Subtitled "A One Man Comi-Tragedy" LAST OF THE KNOTTS is old friend, poet Doug Knott's one man show about a few important elements of his personality, life choices and perspective. I won't give it away except to say it focuses on his relationship with his parents as a boy and how that influenced one of the most important decisions of his adult life, one I suspect few of his fellow adults ever struggled with so honestly.
It has moments of such clearheaded self awareness that they startle. I knew Doug in L.A. where he was a poet who ran poetry venues and had a local cable show where he interviewed poets, and was part of a crew of L.A. poets who performed and traveled as the Carma Bums. I always liked and appreciated his enthusiasm and his honesty. A no b.s. kind of guy, which means my kind of fellow human.

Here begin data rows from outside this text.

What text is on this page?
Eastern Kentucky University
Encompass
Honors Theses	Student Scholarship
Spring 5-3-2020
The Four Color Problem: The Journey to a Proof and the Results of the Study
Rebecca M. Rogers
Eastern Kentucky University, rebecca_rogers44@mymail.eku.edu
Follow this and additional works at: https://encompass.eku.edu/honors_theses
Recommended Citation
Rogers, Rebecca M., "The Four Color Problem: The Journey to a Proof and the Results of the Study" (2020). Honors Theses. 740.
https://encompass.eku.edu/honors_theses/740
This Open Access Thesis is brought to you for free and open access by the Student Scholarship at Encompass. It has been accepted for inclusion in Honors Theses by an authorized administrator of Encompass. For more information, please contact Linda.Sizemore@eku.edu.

I love people's stories, whether shared on train rides or airplane trips or in bars or in bed or in barracks or at a lectern or on stage. Everyone's story, I find, always has an unexpected twist that makes it surprising and engaging, and even often enlightening. I always believed this, and so did others, but until recently that really wasn't the accepted wisdom. Stories of the rich and famous, or assumed historically important, were considered more relevant and necessary to know about.
Knott's one man show not only captures much that's unique about the man, but the revelations are not the usual ones that garner attention in memoirs and one person shows these days, because they are so common and yet rarely spoken of so honestly. In fact, the dilemma at the heart of this show I've never seen addressed this directly, and accessibly and starkly. There's a stripped down kind of poetry to the language and the rhythms of the narrative that anchors the story, and even in Knott's ability to express the personality of the various people from his life that speak through him in the show, and originality as well.
If this comes anywhere near where you are, it's definitely worth seeing.